Major media outlets, including CNN, picked up and amplified the message: criticize Israel and you will be labeled an antisemite.
Now beyond the fact that Tlaib said nothing referring to Israel's right to exist, only to it's governing policies, the brutal truth is that Israel is an apartheid state. It has found to be one by Human Rights Watch, by B'Tselem, an Israeli human rights group, by Amnesty International, and by United Nations human rights experts.
For clarity, Amnesty International says, quoting,
The crime against humanity of apartheid under the Apartheid Convention, the Rome Statute and customary international law is committed when any inhuman or inhumane act (essentially a serious human rights violation) is perpetrated in the context of an institutionalised regime of systematic oppression and domination by one racial group over another, with the intention to maintain that system.
Apartheid can best be understood as a system of prolonged and cruel discriminatory treatment by one racial group of members of another with the intention to control the second racial group.
That is apartheid. And that is what leading human rights groups have found Israel is guilty of.
And it won't change, not until there are consequences. Palestinians in the Occupied Territories will continue to see discrimination, continue to see their homes demolished, their lands seized, their human rights denied, until there are consequences.
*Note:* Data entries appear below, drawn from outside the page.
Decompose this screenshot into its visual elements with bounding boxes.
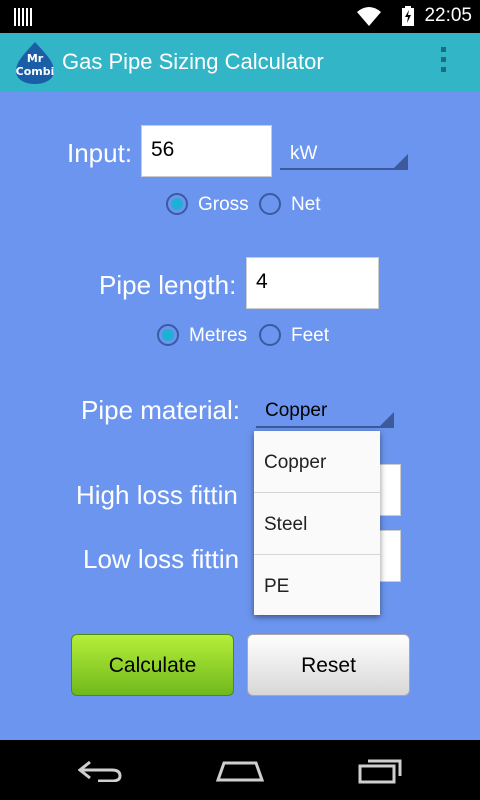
input-label: Input: <box>67 138 133 168</box>
gross-radio[interactable] <box>166 193 188 215</box>
app-title: Gas Pipe Sizing Calculator <box>62 49 324 74</box>
feet-radio[interactable] <box>259 324 281 346</box>
input-field[interactable]: 56 <box>141 125 272 177</box>
feet-label: Feet <box>291 325 330 346</box>
pipe-length-field[interactable]: 4 <box>246 257 379 309</box>
navigation-bar <box>0 740 480 800</box>
overflow-menu-icon[interactable] <box>440 47 448 77</box>
high-loss-label: High loss fittin <box>76 480 238 510</box>
metres-radio[interactable] <box>157 324 179 346</box>
net-radio[interactable] <box>259 193 281 215</box>
pipe-length-label: Pipe length: <box>99 270 237 300</box>
wifi-icon <box>357 7 381 26</box>
pipe-material-spinner[interactable]: Copper <box>256 398 394 428</box>
battery-icon <box>402 6 414 26</box>
calculate-button[interactable]: Calculate <box>71 634 234 696</box>
unit-spinner[interactable]: kW <box>280 140 408 170</box>
dropdown-item-steel[interactable]: Steel <box>254 493 380 554</box>
dropdown-item-copper[interactable]: Copper <box>254 431 380 492</box>
reset-button[interactable]: Reset <box>247 634 410 696</box>
pipe-material-value: Copper <box>265 400 328 421</box>
metres-label: Metres <box>189 325 248 346</box>
low-loss-label: Low loss fittin <box>83 544 240 574</box>
unit-value: kW <box>290 143 318 164</box>
net-label: Net <box>291 194 321 215</box>
home-icon[interactable] <box>216 760 264 782</box>
pipe-material-dropdown: Copper Steel PE <box>254 431 380 615</box>
back-icon[interactable] <box>78 760 122 782</box>
clock: 22:05 <box>424 5 472 26</box>
status-bar: 22:05 <box>0 0 480 33</box>
dropdown-item-pe[interactable]: PE <box>254 555 380 616</box>
logo-text-bottom: Combi <box>16 65 55 78</box>
barcode-icon <box>14 8 32 26</box>
pipe-material-label: Pipe material: <box>81 395 240 425</box>
gross-label: Gross <box>198 194 249 215</box>
app-logo-icon: Mr Combi <box>16 42 55 84</box>
recent-apps-icon[interactable] <box>358 758 402 784</box>
logo-text-top: Mr <box>27 52 44 65</box>
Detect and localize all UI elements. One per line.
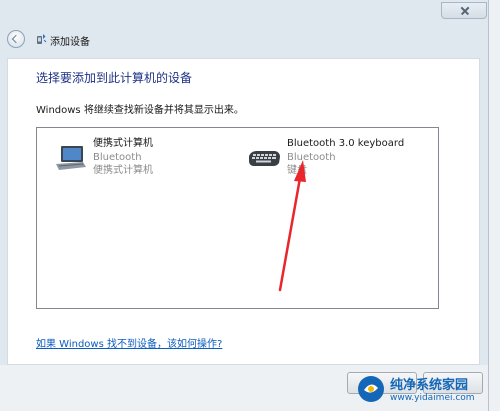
add-device-window: 添加设备 选择要添加到此计算机的设备 Windows 将继续查找新设备并将其显示… [0, 0, 489, 411]
dialog-titlebar: 添加设备 [0, 24, 488, 52]
watermark-logo [358, 376, 384, 402]
watermark: 纯净系统家园 www.yidaimei.com [356, 372, 496, 408]
device-item-laptop[interactable]: 便携式计算机 Bluetooth 便携式计算机 [53, 137, 243, 181]
device-category: 便携式计算机 [93, 165, 153, 176]
device-list: 便携式计算机 Bluetooth 便携式计算机 Bluetooth 3.0 ke… [36, 127, 439, 309]
device-category: 键盘 [287, 165, 307, 176]
watermark-url: www.yidaimei.com [390, 393, 475, 403]
dialog-title: 添加设备 [50, 37, 90, 48]
laptop-icon [56, 146, 86, 170]
help-link[interactable]: 如果 Windows 找不到设备，该如何操作? [36, 335, 222, 350]
device-connection: Bluetooth [93, 152, 142, 163]
keyboard-icon [249, 151, 280, 166]
search-status-text: Windows 将继续查找新设备并将其显示出来。 [36, 105, 244, 116]
close-button[interactable] [441, 2, 487, 19]
bluetooth-device-icon [37, 34, 47, 44]
back-button[interactable] [7, 30, 25, 48]
device-item-keyboard[interactable]: Bluetooth 3.0 keyboard Bluetooth 键盘 [247, 137, 437, 181]
page-heading: 选择要添加到此计算机的设备 [36, 71, 193, 85]
dialog-content: 选择要添加到此计算机的设备 Windows 将继续查找新设备并将其显示出来。 便… [7, 58, 480, 365]
device-name: Bluetooth 3.0 keyboard [287, 138, 405, 149]
watermark-name: 纯净系统家园 [390, 378, 469, 393]
device-name: 便携式计算机 [93, 138, 153, 149]
device-connection: Bluetooth [287, 152, 336, 163]
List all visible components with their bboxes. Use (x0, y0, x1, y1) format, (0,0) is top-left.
And they will continue to be killed without recourse and that also applies to journalists, bringing us back full circle to where we started, as Abu Akleh was not the first: There have been at least 45 journalists killed by the "professional and selective[ly] firing" IDF since 2000.
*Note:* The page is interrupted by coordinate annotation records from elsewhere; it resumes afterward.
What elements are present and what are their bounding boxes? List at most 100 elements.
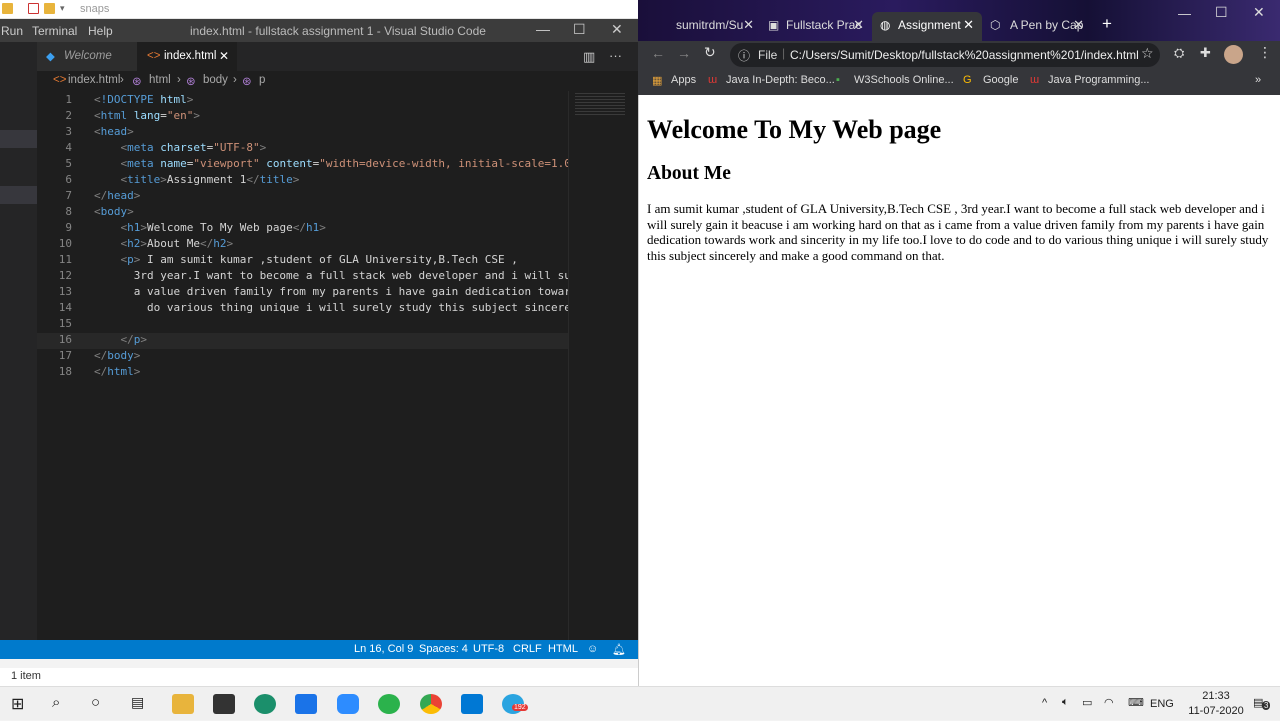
vscode-icon[interactable]	[461, 694, 483, 714]
minimize-icon[interactable]: —	[536, 21, 550, 37]
chrome-icon[interactable]	[420, 694, 442, 714]
customize-quick-access-icon[interactable]: ▾	[60, 3, 68, 14]
info-icon[interactable]: ⓘ	[738, 47, 750, 64]
close-tab-icon[interactable]: ✕	[853, 17, 864, 33]
menu-terminal[interactable]: Terminal	[32, 24, 77, 38]
store-icon[interactable]	[213, 694, 235, 714]
address-bar[interactable]: ⓘ File | C:/Users/Sumit/Desktop/fullstac…	[730, 43, 1160, 67]
split-editor-icon[interactable]: ▥	[583, 49, 595, 65]
code-line[interactable]: 2 <html lang="en">	[37, 109, 568, 125]
chrome-tab-active[interactable]: ◍ Assignment ✕	[872, 12, 982, 41]
maximize-icon[interactable]: ☐	[573, 21, 586, 38]
bookmark-item[interactable]: Google	[983, 74, 1018, 86]
code-line[interactable]: 6 <title>Assignment 1</title>	[37, 173, 568, 189]
sidebar-item[interactable]	[0, 130, 37, 148]
breadcrumb-item[interactable]: html	[149, 74, 171, 86]
chrome-tab[interactable]: ▣ Fullstack Prac ✕	[762, 12, 872, 41]
code-line[interactable]: 4 <meta charset="UTF-8">	[37, 141, 568, 157]
volume-icon[interactable]: 🔈︎	[1062, 696, 1069, 709]
indentation-setting[interactable]: Spaces: 4	[419, 643, 468, 655]
menu-help[interactable]: Help	[88, 24, 113, 38]
code-line[interactable]: 9 <h1>Welcome To My Web page</h1>	[37, 221, 568, 237]
eol-setting[interactable]: CRLF	[513, 643, 542, 655]
avatar[interactable]	[1224, 45, 1243, 64]
close-tab-icon[interactable]: ✕	[219, 49, 229, 63]
code-line[interactable]: 15	[37, 317, 568, 333]
star-icon[interactable]: ☆	[1141, 45, 1154, 62]
input-language[interactable]: ENG	[1150, 698, 1174, 710]
bookmark-item[interactable]: Java Programming...	[1048, 74, 1149, 86]
code-line[interactable]: 1 <!DOCTYPE html>	[37, 93, 568, 109]
edge-icon[interactable]	[254, 694, 276, 714]
url-text: C:/Users/Sumit/Desktop/fullstack%20assig…	[790, 48, 1139, 62]
code-line[interactable]: 16 </p>	[37, 333, 568, 349]
chevron-up-icon[interactable]: ^	[1042, 697, 1047, 709]
more-actions-icon[interactable]: ···	[609, 48, 622, 63]
battery-icon[interactable]: ▭	[1082, 696, 1092, 709]
minimap[interactable]	[568, 91, 638, 640]
windows-start-icon[interactable]: ⊞	[11, 694, 33, 714]
bookmark-item[interactable]: Java In-Depth: Beco...	[726, 74, 835, 86]
maps-icon[interactable]	[378, 694, 400, 714]
keyboard-icon[interactable]: ⌨	[1128, 696, 1144, 709]
minimize-icon[interactable]: —	[1178, 6, 1191, 21]
breadcrumb-item[interactable]: p	[259, 74, 265, 86]
encoding-setting[interactable]: UTF-8	[473, 643, 504, 655]
breadcrumb-item[interactable]: index.html	[68, 74, 120, 86]
chrome-tab[interactable]: ⬡ A Pen by Cap ✕	[982, 12, 1092, 41]
folder-icon[interactable]	[2, 3, 13, 14]
bell-icon[interactable]: 🔔︎	[612, 643, 626, 656]
code-line[interactable]: 11 <p> I am sumit kumar ,student of GLA …	[37, 253, 568, 269]
menu-run[interactable]: Run	[1, 24, 23, 38]
clock-time[interactable]: 21:33	[1191, 690, 1241, 702]
forward-arrow-icon[interactable]: →	[677, 45, 691, 61]
new-folder-icon[interactable]	[44, 3, 55, 14]
maximize-icon[interactable]: ☐	[1215, 4, 1228, 21]
telegram-icon[interactable]: 192	[502, 694, 528, 714]
properties-icon[interactable]	[28, 3, 39, 14]
menu-icon[interactable]: ⋮	[1258, 44, 1272, 61]
reload-icon[interactable]: ↻	[704, 44, 716, 61]
chrome-tab[interactable]: sumitrdm/Su ✕	[656, 12, 762, 41]
new-tab-icon[interactable]: +	[1102, 14, 1112, 34]
code-line[interactable]: 18 </html>	[37, 365, 568, 381]
sidebar-item[interactable]	[0, 186, 37, 204]
language-mode[interactable]: HTML	[548, 643, 578, 655]
extension-icon[interactable]: ⛭	[1174, 45, 1184, 61]
close-icon[interactable]: ✕	[1253, 4, 1265, 21]
bookmark-apps[interactable]: Apps	[671, 74, 696, 86]
code-line[interactable]: 7 </head>	[37, 189, 568, 205]
close-tab-icon[interactable]: ✕	[743, 17, 754, 33]
file-explorer-icon[interactable]	[172, 694, 194, 714]
close-tab-icon[interactable]: ✕	[963, 17, 974, 33]
code-line[interactable]: 5 <meta name="viewport" content="width=d…	[37, 157, 584, 173]
code-line[interactable]: 3 <head>	[37, 125, 568, 141]
code-line[interactable]: 10 <h2>About Me</h2>	[37, 237, 568, 253]
tab-index-html[interactable]: <> index.html ✕	[137, 42, 237, 71]
wifi-icon[interactable]: ◠	[1104, 696, 1114, 709]
mail-icon[interactable]	[295, 694, 317, 714]
code-line[interactable]: 8 <body>	[37, 205, 568, 221]
code-editor[interactable]: 1 <!DOCTYPE html> 2 <html lang="en"> 3 <head>…	[37, 91, 584, 640]
clock-date[interactable]: 11-07-2020	[1185, 705, 1247, 717]
code-line[interactable]: 13 a value driven family from my parents…	[37, 285, 584, 301]
cursor-position[interactable]: Ln 16, Col 9	[354, 643, 413, 655]
line-number: 10	[58, 237, 72, 250]
code-text: </body>	[94, 349, 141, 362]
code-line[interactable]: 12 3rd year.I want to become a full stac…	[37, 269, 584, 285]
feedback-icon[interactable]: ☺	[587, 643, 598, 655]
tab-welcome[interactable]: ◆ Welcome	[37, 42, 137, 71]
close-icon[interactable]: ✕	[611, 21, 623, 38]
zoom-icon[interactable]	[337, 694, 359, 714]
close-tab-icon[interactable]: ✕	[1073, 17, 1084, 33]
puzzle-icon[interactable]: ✚	[1200, 45, 1211, 61]
chevron-right-icon[interactable]: »	[1255, 74, 1261, 86]
bookmark-item[interactable]: W3Schools Online...	[854, 74, 954, 86]
code-line[interactable]: 14 do various thing unique i will surely…	[37, 301, 584, 317]
back-arrow-icon[interactable]: ←	[651, 45, 665, 61]
task-view-icon[interactable]: ▤	[131, 694, 153, 714]
cortana-icon[interactable]: ○	[91, 694, 113, 714]
code-line[interactable]: 17 </body>	[37, 349, 568, 365]
breadcrumb-item[interactable]: body	[203, 74, 228, 86]
search-icon[interactable]: ⌕	[52, 694, 74, 714]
Under US policy, those consequences should include a declaration the US that it will no longer use its veto in the Security Council or its influence in the General Assembly to defend or protect Israel from any UN sanctions, that the DOJ takes the position, which it will pursue in court, that all anti-BDS laws are unconstitutional violations of the rights to free speech and free association, and most importantly, there will be no more military aid to or military cooperation with, and no more security guarantees to, Israel until there is a final and just settlement to guarantee Palestinian rights, including the right to statehood.
Those are the consequences that we, that the US, should impose to end the injustice, end the occupation, end the apartheid. But I confess I have no faith that it will happen, at least until the current generations - including my own - die off.